Trouble in phosphoprotein detection - (Feb/28/2006 )
Hi, I m trying to detect cell signalling activation states in NIH ovcar 3 cells, and clones expressing a particular epitope using complete medium and serum free. The molecules I m trying to detect are AKT, EGFR, MAPK, GSK 3B (and their phospho `s).
Although all the antibodies I use are fresh, my results are really inconsistent. I m using a proteases - phosphatases cocktail that includes leupeptin, apoprotein, AEBSF, PEPSATIN, NAF, Sodium orthovanadate, s. pyrophosphate. But I do not know if these are the best for such set of phosphoproteins.
Can you recommend me any tip to detect these molecules. Thank you so much!! :blink:
Although all the antibodies I use are fresh, my results are really inconsistent. I m using a proteases - phosphatases cocktail that includes leupeptin, apoprotein, AEBSF, PEPSATIN, NAF, Sodium orthovanadate, s. pyrophosphate. But I do not know if these are the best for such set of phosphoproteins.
Can you recommend me any tip to detect these molecules. Thank you so much!!
hi!
to me your buffer seems to be okay, maybe you can use ß-glycerophosphate additionally (final conc. 100mM). i use a similar buffer and there's no problem with phospho GSK.

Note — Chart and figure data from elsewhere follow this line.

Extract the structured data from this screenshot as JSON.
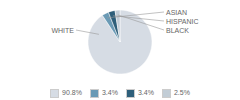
{
  "chart_data": {
    "type": "pie",
    "categories": [
      "WHITE",
      "ASIAN",
      "HISPANIC",
      "BLACK"
    ],
    "values": [
      90.8,
      3.4,
      3.4,
      2.5
    ],
    "value_labels": [
      "90.8%",
      "3.4%",
      "3.4%",
      "2.5%"
    ],
    "colors": [
      "#d6dce4",
      "#6a9ab5",
      "#2e5f7a",
      "#c2cdd6"
    ],
    "legend": "bottom"
  }
}
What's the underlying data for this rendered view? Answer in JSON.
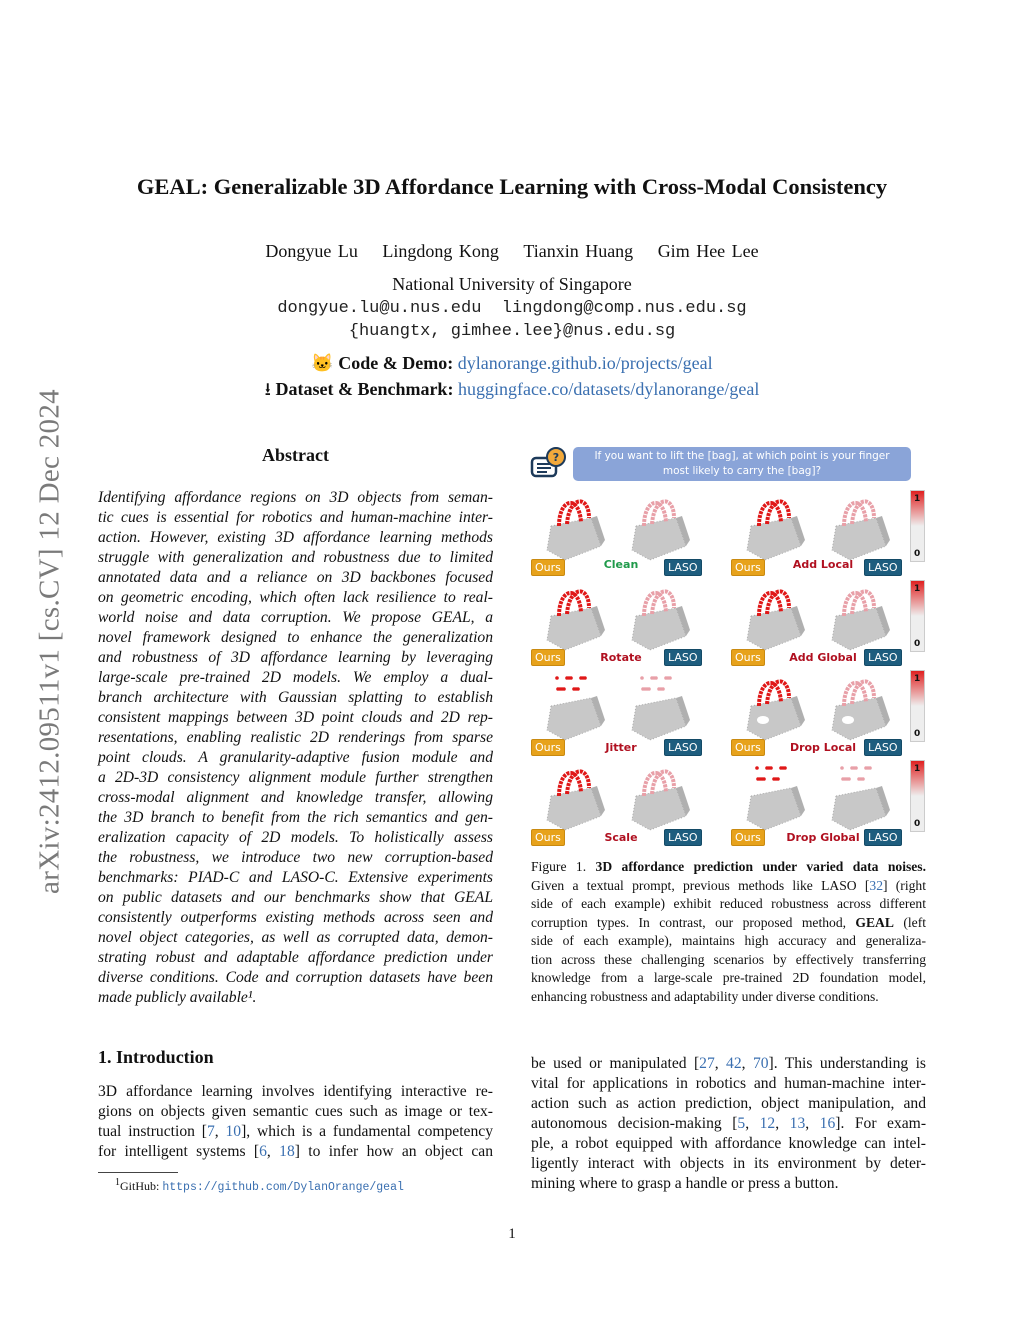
{
  "sidebar_id": "arXiv:2412.09511v1  [cs.CV]  12 Dec 2024",
  "title": "GEAL: Generalizable 3D Affordance Learning with Cross-Modal Consistency",
  "authors": [
    "Dongyue Lu",
    "Lingdong Kong",
    "Tianxin Huang",
    "Gim Hee Lee"
  ],
  "affiliation": "National University of Singapore",
  "emails": [
    "dongyue.lu@u.nus.edu  lingdong@comp.nus.edu.sg",
    "{huangtx, gimhee.lee}@nus.edu.sg"
  ],
  "code_label": "Code & Demo:",
  "code_link": "dylanorange.github.io/projects/geal",
  "dataset_label": "Dataset & Benchmark:",
  "dataset_link": "huggingface.co/datasets/dylanorange/geal",
  "abstract_heading": "Abstract",
  "abstract_lines": [
    "Identifying affordance regions on 3D objects from seman-",
    "tic cues is essential for robotics and human-machine inter-",
    "action. However, existing 3D affordance learning methods",
    "struggle with generalization and robustness due to limited",
    "annotated data and a reliance on 3D backbones focused",
    "on geometric encoding, which often lack resilience to real-",
    "world noise and data corruption. We propose GEAL, a",
    "novel framework designed to enhance the generalization",
    "and robustness of 3D affordance learning by leveraging",
    "large-scale pre-trained 2D models. We employ a dual-",
    "branch architecture with Gaussian splatting to establish",
    "consistent mappings between 3D point clouds and 2D rep-",
    "resentations, enabling realistic 2D renderings from sparse",
    "point clouds. A granularity-adaptive fusion module and",
    "a 2D-3D consistency alignment module further strengthen",
    "cross-modal alignment and knowledge transfer, allowing",
    "the 3D branch to benefit from the rich semantics and gen-",
    "eralization capacity of 2D models. To holistically assess",
    "the robustness, we introduce two new corruption-based",
    "benchmarks: PIAD-C and LASO-C. Extensive experiments",
    "on public datasets and our benchmarks show that GEAL",
    "consistently outperforms existing methods across seen and",
    "novel object categories, as well as corrupted data, demon-",
    "strating robust and adaptable affordance prediction under",
    "diverse conditions. Code and corruption datasets have been",
    "made publicly available¹."
  ],
  "figure": {
    "prompt_lines": [
      "If you want to lift the [bag], at which point is your finger",
      "most likely to carry the [bag]?"
    ],
    "ours_label": "Ours",
    "baseline_label": "LASO",
    "colorbar_max": "1",
    "colorbar_min": "0",
    "corruptions": [
      {
        "label": "Clean",
        "color": "#1f9a4a"
      },
      {
        "label": "Add Local",
        "color": "#b01020"
      },
      {
        "label": "Rotate",
        "color": "#b01020"
      },
      {
        "label": "Add Global",
        "color": "#b01020"
      },
      {
        "label": "Jitter",
        "color": "#b01020"
      },
      {
        "label": "Drop Local",
        "color": "#b01020"
      },
      {
        "label": "Scale",
        "color": "#b01020"
      },
      {
        "label": "Drop Global",
        "color": "#b01020"
      }
    ]
  },
  "caption_lines": [
    "Figure 1.  <b>3D affordance prediction under varied data noises.</b>",
    "Given a textual prompt, previous methods like LASO [<span class=lnk>32</span>] (right",
    "side of each example) exhibit reduced robustness across different",
    "corruption types.  In contrast, our proposed method, <b>GEAL</b> (left",
    "side of each example), maintains high accuracy and generaliza-",
    "tion across these challenging scenarios by effectively transferring",
    "knowledge from a large-scale pre-trained 2D foundation model,",
    "enhancing robustness and adaptability under diverse conditions."
  ],
  "intro_heading": "1. Introduction",
  "intro_left_lines": [
    "3D affordance learning involves identifying interactive re-",
    "gions on objects given semantic cues such as image or tex-",
    "tual instruction [<span class=lnk>7</span>, <span class=lnk>10</span>], which is a fundamental competency",
    "for intelligent systems [<span class=lnk>6</span>, <span class=lnk>18</span>] to infer how an object can"
  ],
  "intro_right_lines": [
    "be used or manipulated [<span class=lnk>27</span>, <span class=lnk>42</span>, <span class=lnk>70</span>]. This understanding is",
    "vital for applications in robotics and human-machine inter-",
    "action such as action prediction, object manipulation, and",
    "autonomous decision-making [<span class=lnk>5</span>, <span class=lnk>12</span>, <span class=lnk>13</span>, <span class=lnk>16</span>].  For exam-",
    "ple, a robot equipped with affordance knowledge can intel-",
    "ligently interact with objects in its environment by deter-",
    "mining where to grasp a handle or press a button."
  ],
  "footnote_label": "GitHub:",
  "footnote_link": "https://github.com/DylanOrange/geal",
  "footnote_mark": "1",
  "page_number": "1",
  "colors": {
    "link": "#3a6fb0",
    "prompt_bg": "#8aa4d8",
    "ours_badge": "#e7a21b",
    "laso_badge": "#1d5d7e",
    "affordance_high": "#e02020"
  }
}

the buffer seems to me Okay, too.
cells are sensitive to centrifugation, vortex...it can activate them.
I've been using some of Cell Signalling's antibodies to detect phosphorylated proteins [MEKK, JNK, p53 amongst others]. Some other guys in the lab were doing the same. I was getting really good results and they were getting inconsistent results [though they always had to expose their blots for way longer than me to detect their phospho-proteins], so we went over how we each do our Western blotting [we were all following the exact protocols for these antibodies as supplied on the antibody datasheets].

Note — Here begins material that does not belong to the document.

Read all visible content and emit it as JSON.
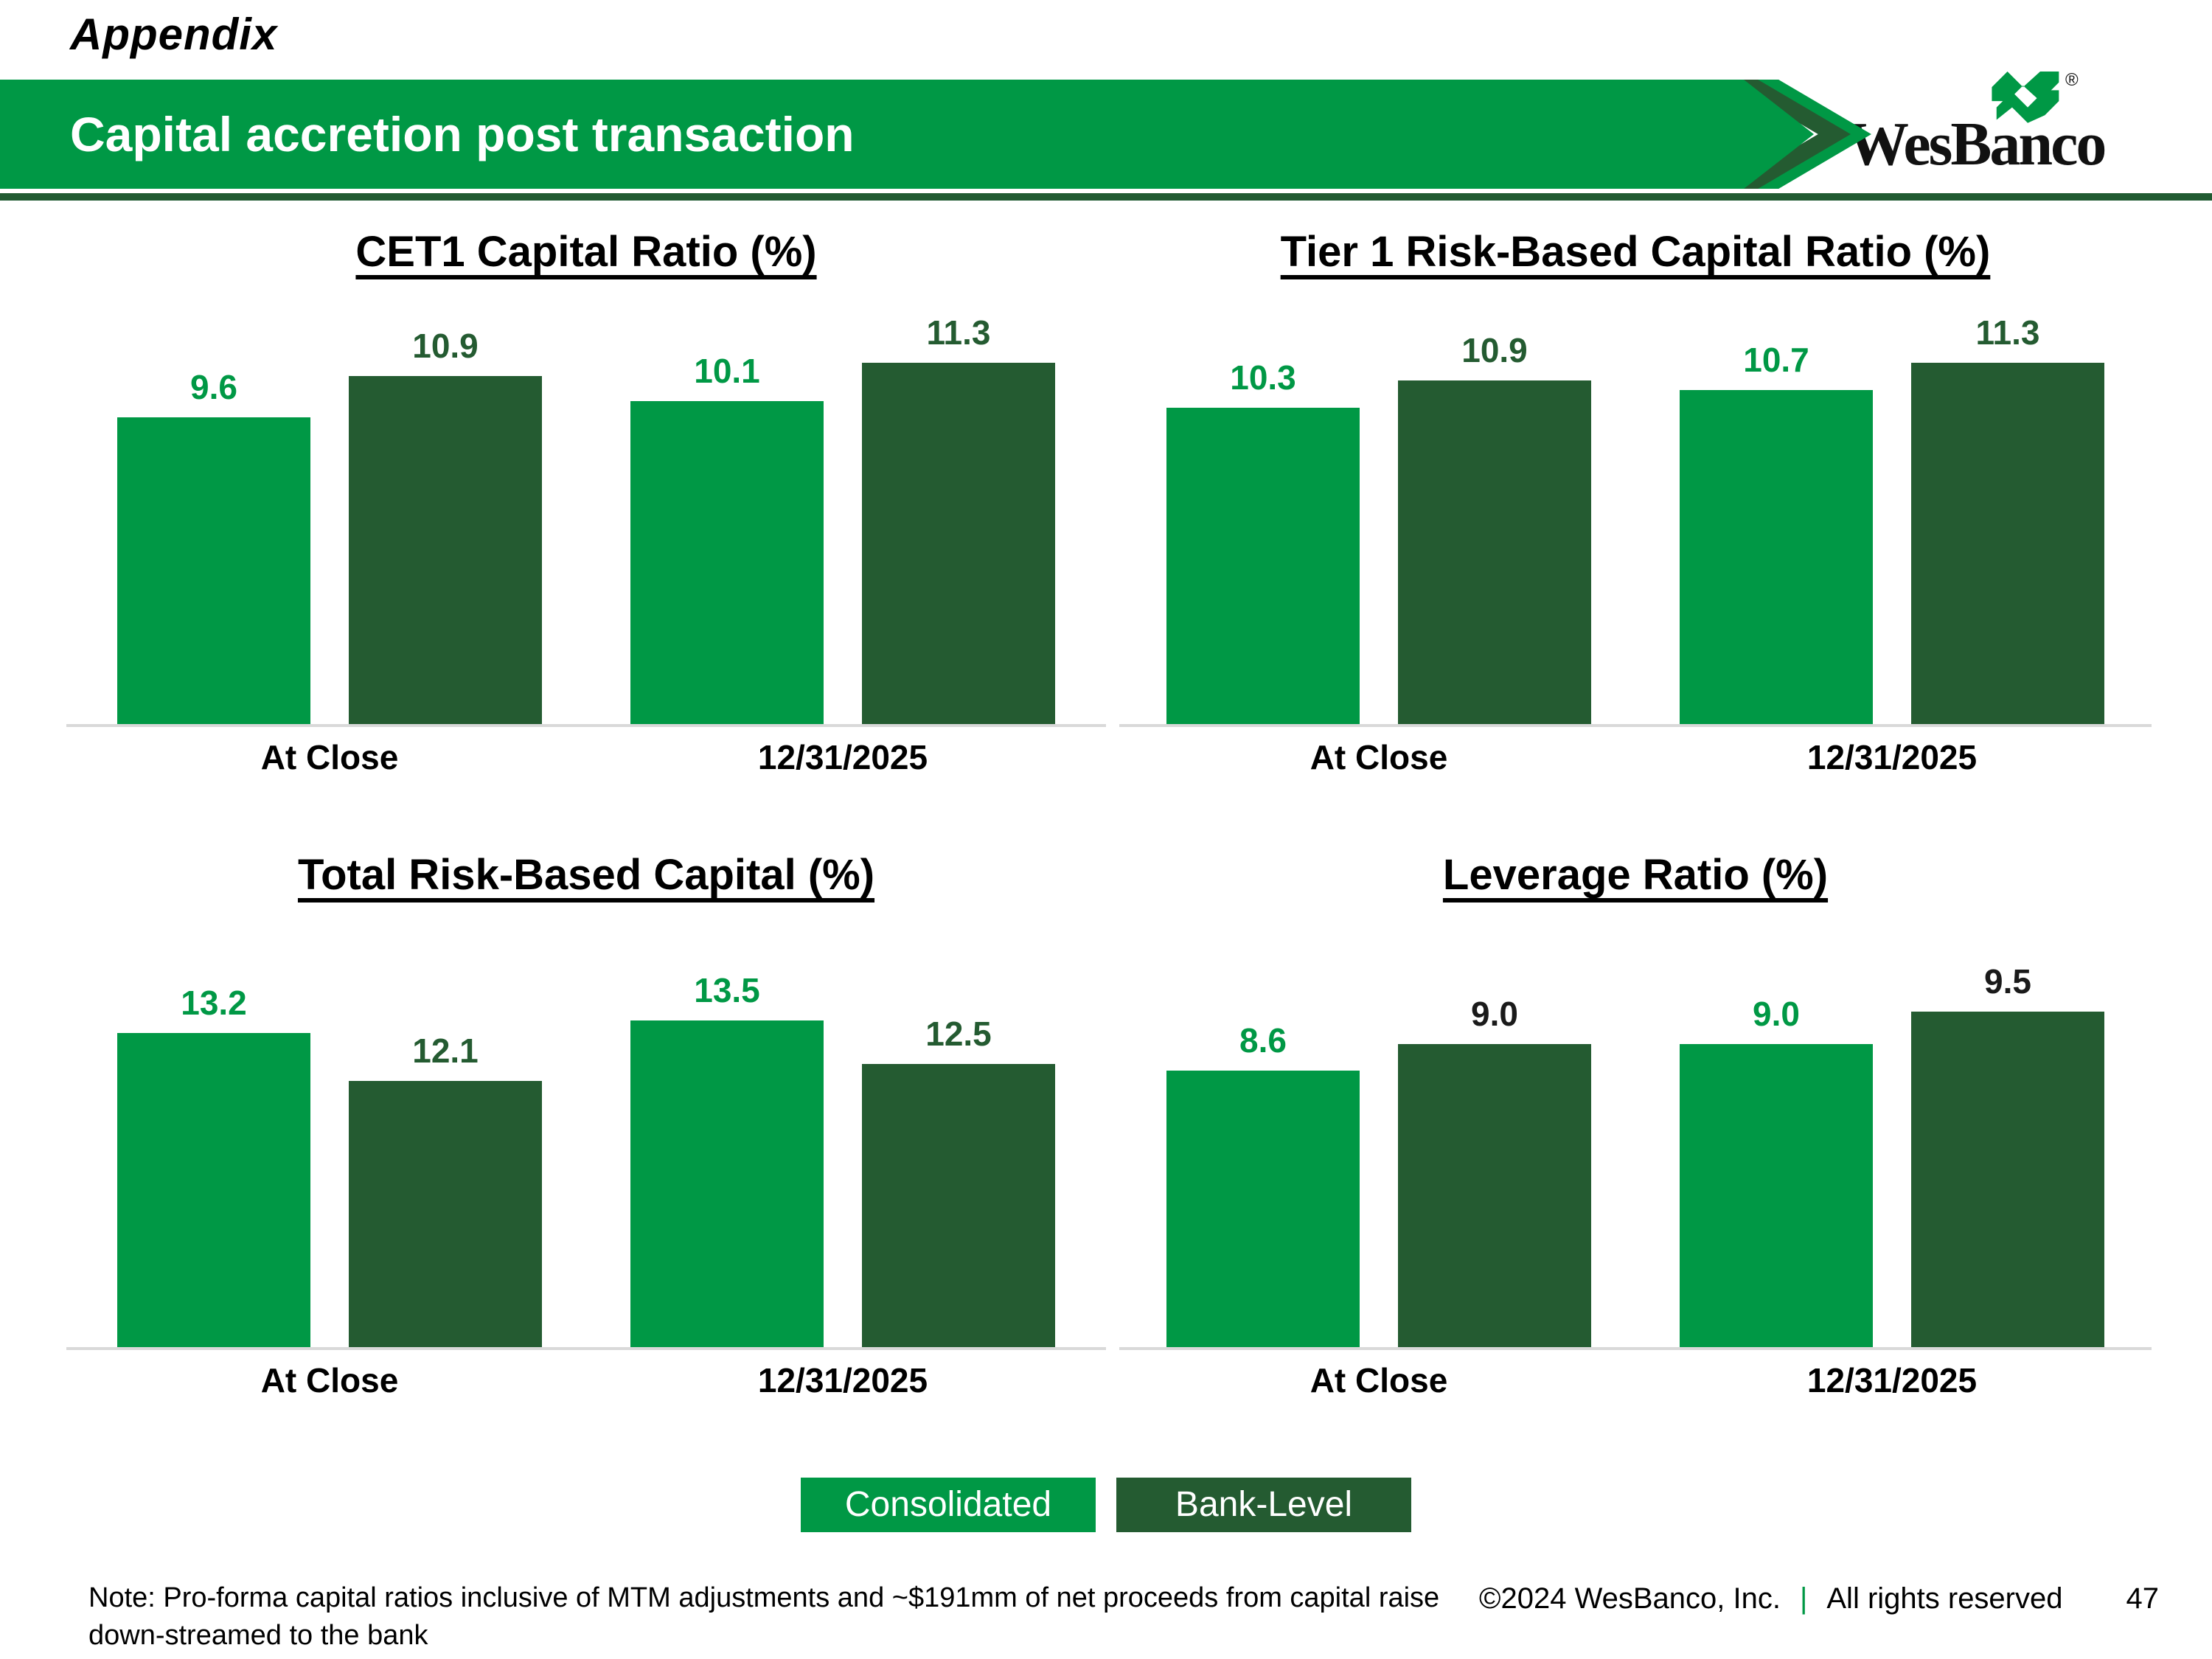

Turned out the only difference in the way we were doing things was the membrane we used - they were using Hybond [Amersham] and I was using Protran [S&S], which are both nitrocellulose so you'd think there shouldn't be any difference. But, when they switched to using Protran they started getting great results. Also, during a recent Cell Signalling exhibition I asked the rep about this, and he confirmed that for anti-phospho antibodies [their anti-phospho antibodies anyway, you don't say who you're getting yours from] sometimes even things you think shouldn't matter - like the membrane you use - can make a big difference.
So: You could try another membrane, just in case it makes a difference?

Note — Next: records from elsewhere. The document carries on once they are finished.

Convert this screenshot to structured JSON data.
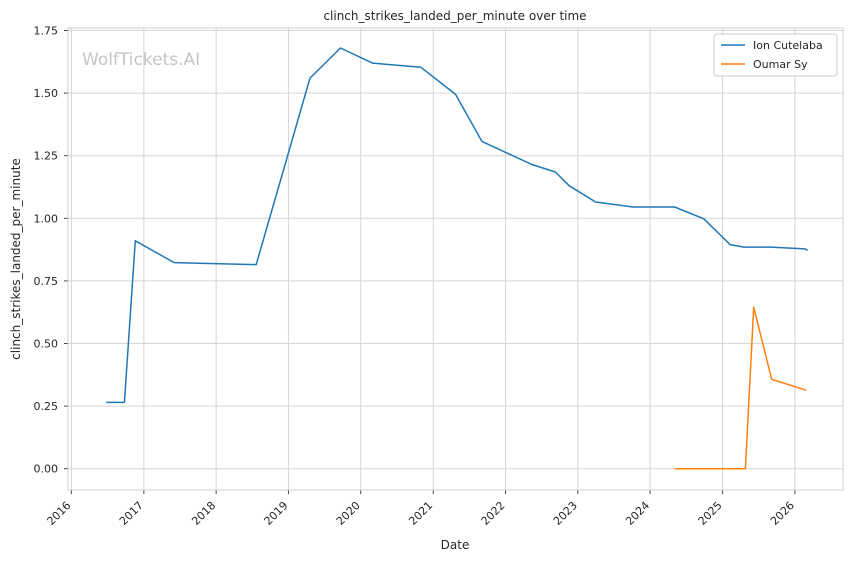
{
  "chart_data": {
    "type": "line",
    "title": "clinch_strikes_landed_per_minute over time",
    "xlabel": "Date",
    "ylabel": "clinch_strikes_landed_per_minute",
    "watermark": "WolfTickets.AI",
    "x_ticks": [
      "2016",
      "2017",
      "2018",
      "2019",
      "2020",
      "2021",
      "2022",
      "2023",
      "2024",
      "2025",
      "2026"
    ],
    "y_ticks": [
      "0.00",
      "0.25",
      "0.50",
      "0.75",
      "1.00",
      "1.25",
      "1.50",
      "1.75"
    ],
    "xlim": [
      "2015-12-15",
      "2026-09-01"
    ],
    "ylim": [
      -0.085,
      1.76
    ],
    "grid": true,
    "legend_position": "top-right",
    "series": [
      {
        "name": "Ion Cutelaba",
        "color": "#1f77b4",
        "points": [
          [
            "2016-06-25",
            0.265
          ],
          [
            "2016-09-25",
            0.265
          ],
          [
            "2016-11-19",
            0.91
          ],
          [
            "2017-06-03",
            0.823
          ],
          [
            "2018-07-22",
            0.815
          ],
          [
            "2019-04-20",
            1.56
          ],
          [
            "2019-09-21",
            1.68
          ],
          [
            "2020-02-29",
            1.62
          ],
          [
            "2020-10-31",
            1.603
          ],
          [
            "2021-04-24",
            1.495
          ],
          [
            "2021-09-04",
            1.307
          ],
          [
            "2022-05-14",
            1.215
          ],
          [
            "2022-09-10",
            1.185
          ],
          [
            "2022-11-19",
            1.13
          ],
          [
            "2023-04-01",
            1.065
          ],
          [
            "2023-10-07",
            1.045
          ],
          [
            "2024-05-04",
            1.045
          ],
          [
            "2024-09-28",
            0.998
          ],
          [
            "2025-02-08",
            0.895
          ],
          [
            "2025-04-19",
            0.885
          ],
          [
            "2025-09-01",
            0.885
          ],
          [
            "2026-02-21",
            0.878
          ],
          [
            "2026-03-07",
            0.872
          ]
        ]
      },
      {
        "name": "Oumar Sy",
        "color": "#ff7f0e",
        "points": [
          [
            "2024-05-04",
            0.0
          ],
          [
            "2025-04-26",
            0.0
          ],
          [
            "2025-06-07",
            0.645
          ],
          [
            "2025-09-06",
            0.357
          ],
          [
            "2026-02-28",
            0.313
          ]
        ]
      }
    ]
  }
}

The Cell signalling Phospho STAT1&3 and Phospho ERK abs work well in our lab using Hybond ECL NC membrane (Amersham). We use TBS-0.2% Tween 20 as a wash buffer and always block and dilute the phospho-antibodies with 5% BSA/TBS-Tween 20. Milk is supposed to have a lot of phospho proteins in it so I've heard so could affect your results. I've also read on this forum using PBS that phosphate groups could interfer with alkaline phosphatase detection (but also with phospho abs? not sure if that's right though).
All the best,
Ceri
actually, it is phosphoproteins (eg-casein).
actually, it is phosphoproteins (eg-casein).
In any way, if you use anti-phospho ERK antibodies, or god knows what, milk is not a problem. It could be a problem if you use anti phosphotyrosine Ab like 4G10 or PY20.
But to be safe, don't use milk, don't use PBS.